Deployment Shape and Cost Model

Agent-EvalKit runs in your development environment, not as a hosted service. You install it via pip, point it at your agent source, and run evaluations locally or in CI/CD pipelines.

The cost model has three components:

  1. LLM calls for test generation: Agent-EvalKit uses an LLM to parse your source code and generate test cases. This is a one-time cost per agent version.

  2. Agent execution costs: Running your agent against test cases incurs the same costs as production usage (model inference, tool API calls, etc.).

  3. LLM judge calls for semantic verification: If you use semantic equivalence checks, each verification requires an LLM call. This adds 10-30% to total evaluation cost depending on test suite size.

For a typical agent with 50 test cases, expect $5-20 per full evaluation run, depending on model choice and tool complexity.

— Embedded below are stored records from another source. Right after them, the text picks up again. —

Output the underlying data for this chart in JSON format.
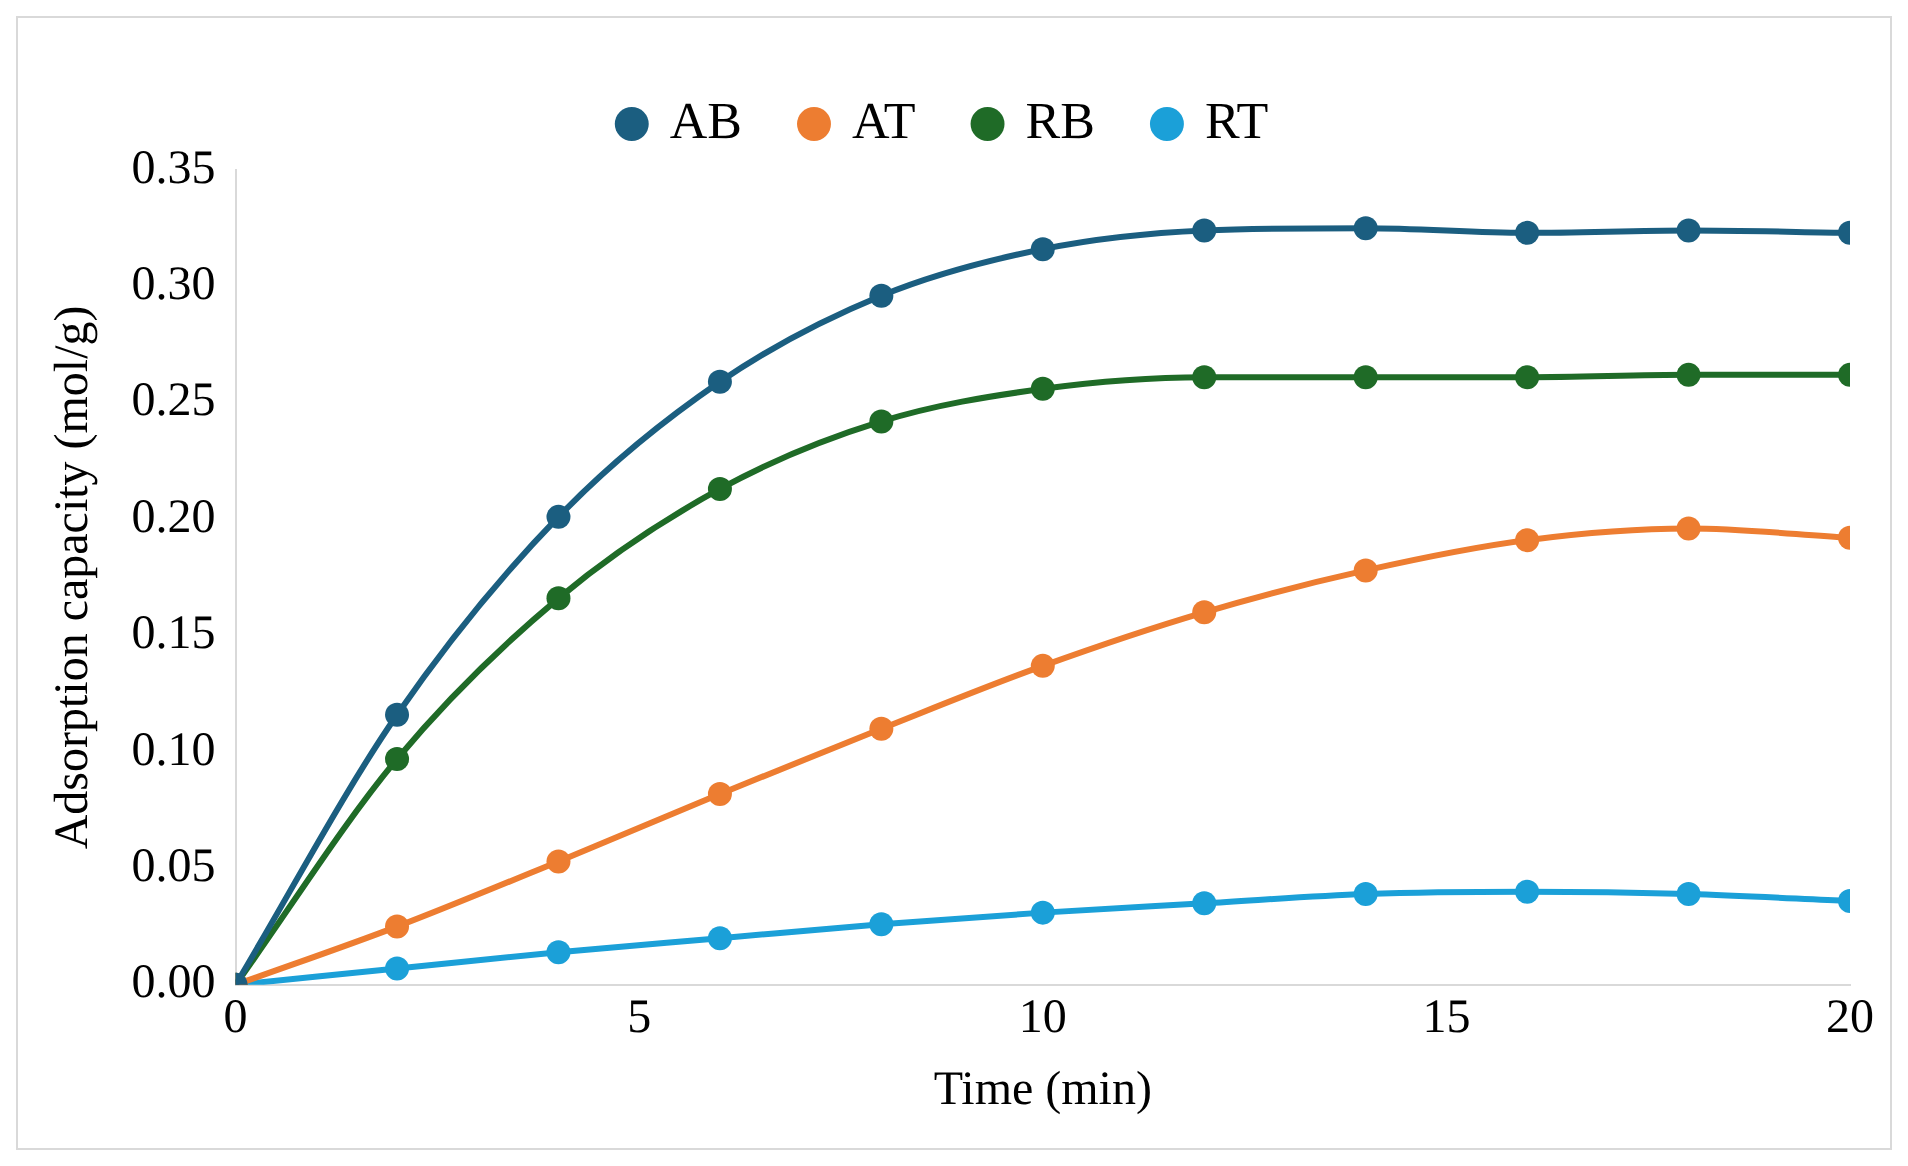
{
  "chart_data": {
    "type": "line",
    "xlabel": "Time (min)",
    "ylabel": "Adsorption capacity (mol/g)",
    "x": [
      0,
      2,
      4,
      6,
      8,
      10,
      12,
      14,
      16,
      18,
      20
    ],
    "series": [
      {
        "name": "AB",
        "color": "#1b5e80",
        "values": [
          0,
          0.116,
          0.201,
          0.259,
          0.296,
          0.316,
          0.324,
          0.325,
          0.323,
          0.324,
          0.323
        ]
      },
      {
        "name": "AT",
        "color": "#ed7d31",
        "values": [
          0,
          0.025,
          0.053,
          0.082,
          0.11,
          0.137,
          0.16,
          0.178,
          0.191,
          0.196,
          0.192
        ]
      },
      {
        "name": "RB",
        "color": "#1f6b27",
        "values": [
          0,
          0.097,
          0.166,
          0.213,
          0.242,
          0.256,
          0.261,
          0.261,
          0.261,
          0.262,
          0.262
        ]
      },
      {
        "name": "RT",
        "color": "#1ba0d8",
        "values": [
          0,
          0.007,
          0.014,
          0.02,
          0.026,
          0.031,
          0.035,
          0.039,
          0.04,
          0.039,
          0.036
        ]
      }
    ],
    "xlim": [
      0,
      20
    ],
    "xticks": [
      0,
      5,
      10,
      15,
      20
    ],
    "ylim": [
      0,
      0.35
    ],
    "yticks": [
      {
        "value": 0,
        "label": "0.00"
      },
      {
        "value": 0.05,
        "label": "0.05"
      },
      {
        "value": 0.1,
        "label": "0.10"
      },
      {
        "value": 0.15,
        "label": "0.15"
      },
      {
        "value": 0.2,
        "label": "0.20"
      },
      {
        "value": 0.25,
        "label": "0.25"
      },
      {
        "value": 0.3,
        "label": "0.30"
      },
      {
        "value": 0.35,
        "label": "0.35"
      }
    ],
    "grid": false,
    "legend": "top",
    "marker": "circle",
    "line_style": "solid"
  }
}
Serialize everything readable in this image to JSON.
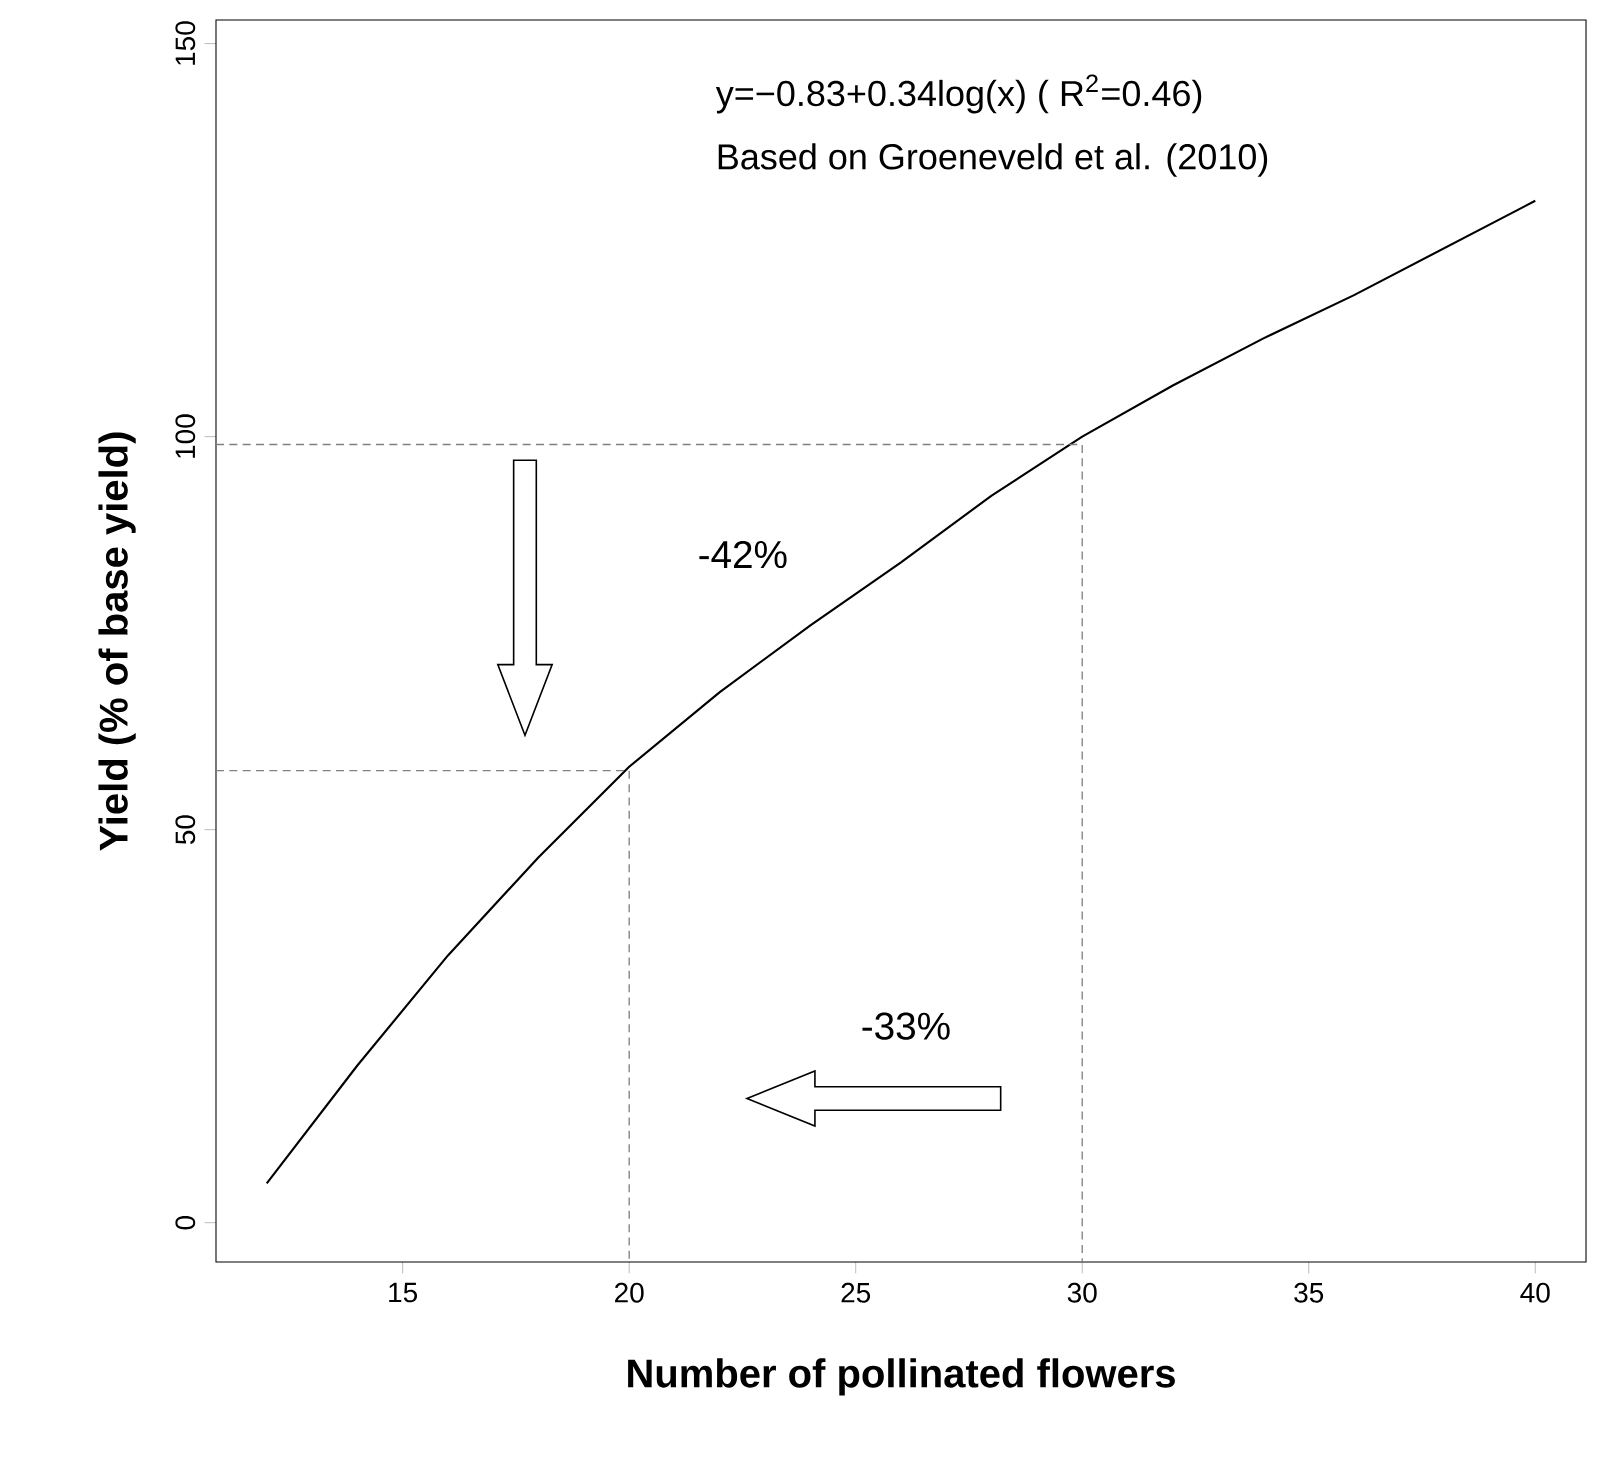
{
  "chart_data": {
    "type": "line",
    "xlabel": "Number of pollinated flowers",
    "ylabel": "Yield (% of base yield)",
    "xlim": [
      10.88,
      41.12
    ],
    "ylim": [
      -5,
      153
    ],
    "xticks": [
      15,
      20,
      25,
      30,
      35,
      40
    ],
    "yticks": [
      0,
      50,
      100,
      150
    ],
    "grid": false,
    "marker": "none",
    "series": [
      {
        "color": "#000000",
        "line_style": "solid",
        "x": [
          12,
          14,
          16,
          18,
          20,
          22,
          24,
          26,
          28,
          30,
          32,
          34,
          36,
          38,
          40
        ],
        "values": [
          5,
          20,
          34,
          46.5,
          58,
          67.5,
          76,
          84,
          92.5,
          100,
          106.5,
          112.5,
          118,
          124,
          130
        ]
      },
      {
        "color": "#808080",
        "line_style": "dashed",
        "x": [
          10.88,
          30,
          30
        ],
        "values": [
          99,
          99,
          -5
        ]
      },
      {
        "color": "#808080",
        "line_style": "dashed",
        "x": [
          10.88,
          20,
          20
        ],
        "values": [
          57.5,
          57.5,
          -5
        ]
      }
    ],
    "annotations": [
      "y=−0.83+0.34log(x) ( R$^{2}$=0.46)",
      "Based on Groeneveld et al. (2010)",
      "-42%",
      "-33%"
    ]
  }
}
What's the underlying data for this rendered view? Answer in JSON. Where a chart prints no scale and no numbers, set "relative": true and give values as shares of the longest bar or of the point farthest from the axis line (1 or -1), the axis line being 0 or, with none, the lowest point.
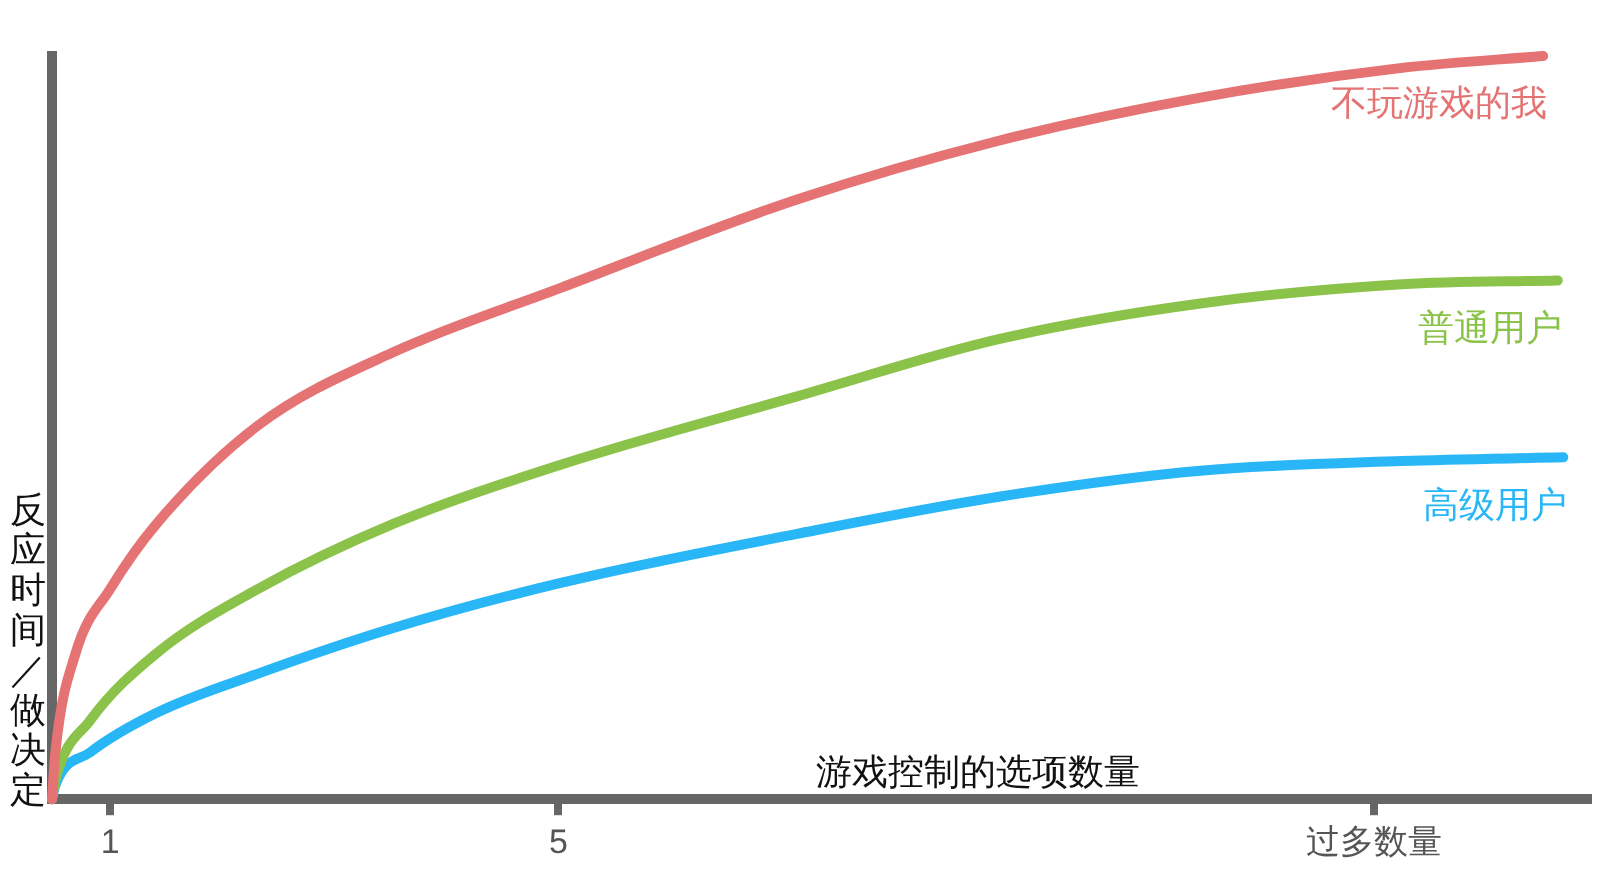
{
  "chart_data": {
    "type": "line",
    "relative": true,
    "xlabel": "游戏控制的选项数量",
    "ylabel": "反应时间／做决定",
    "xlim": [
      0.48,
      14.19
    ],
    "xticks": [
      1,
      5,
      {
        "value": 12.28,
        "label": "过多数量"
      }
    ],
    "grid": false,
    "legend": false,
    "marker": "none",
    "line_style": "solid",
    "series": [
      {
        "name": "不玩游戏的我",
        "color": "#e57373",
        "x": [
          0.48,
          0.51,
          0.69,
          1.0,
          1.41,
          2.32,
          3.52,
          5.02,
          7.13,
          8.93,
          10.73,
          12.53,
          13.79
        ],
        "values": [
          0,
          0.063,
          0.196,
          0.283,
          0.37,
          0.503,
          0.601,
          0.688,
          0.807,
          0.886,
          0.944,
          0.984,
          1
        ]
      },
      {
        "name": "普通用户",
        "color": "#8bc34a",
        "x": [
          0.48,
          0.51,
          0.82,
          1.41,
          2.32,
          3.52,
          5.02,
          7.13,
          8.93,
          10.73,
          12.53,
          13.92
        ],
        "values": [
          0,
          0.026,
          0.106,
          0.196,
          0.283,
          0.37,
          0.45,
          0.542,
          0.619,
          0.667,
          0.693,
          0.698
        ]
      },
      {
        "name": "高级用户",
        "color": "#29b6f6",
        "x": [
          0.48,
          0.51,
          0.82,
          1.41,
          2.32,
          3.52,
          5.02,
          7.13,
          8.93,
          10.73,
          12.53,
          13.97
        ],
        "values": [
          0,
          0.019,
          0.063,
          0.116,
          0.169,
          0.23,
          0.291,
          0.357,
          0.407,
          0.442,
          0.455,
          0.46
        ]
      }
    ]
  }
}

Trade-Offs and Alternatives

ApproachStrengthsWeaknessesBest For
Agent-EvalKitPhase isolation, process compliance checks, source code integrationRequires white-box agent access, LLM judge costsTeams building custom agents with complex tool chains
LangSmithHosted service, built-in tracing, multi-agent supportBlack-box only, limited process verificationTeams using LangChain/LangGraph exclusively
Manual testingZero infrastructure cost, full controlNot reproducible, does not scale, misses edge casesPrototypes and demos
Unit tests onlyFast, deterministic, cheapCannot verify multi-step behavior or tool interactionsStateless functions and single-tool agents

Agent-EvalKit sits between unit tests (too narrow) and manual testing (too slow). It gives you reproducible, process-aware evaluation without requiring a hosted service or framework lock-in.

Technical Verdict

Use Agent-EvalKit when:

  • Your agent makes multi-step decisions across multiple tools
  • You need to verify process compliance, not just output correctness
  • You have white-box access to agent state and tool calls
  • You run evaluations in CI/CD and need reproducible results

Avoid it when:

  • Your agent is a single LLM call with no tools (use unit tests)
  • You cannot instrument your agent to expose internal state
  • You need black-box testing of third-party agents
  • Your team lacks the bandwidth to maintain eval infrastructure

The six-phase architecture is the real contribution here. Phase isolation makes debugging tractable and results reproducible. Process compliance checks catch the failures that output-only testing misses. If you are deploying agents that make consequential decisions, you need something like this. Agent-EvalKit gives you a working implementation instead of forcing you to build it from scratch.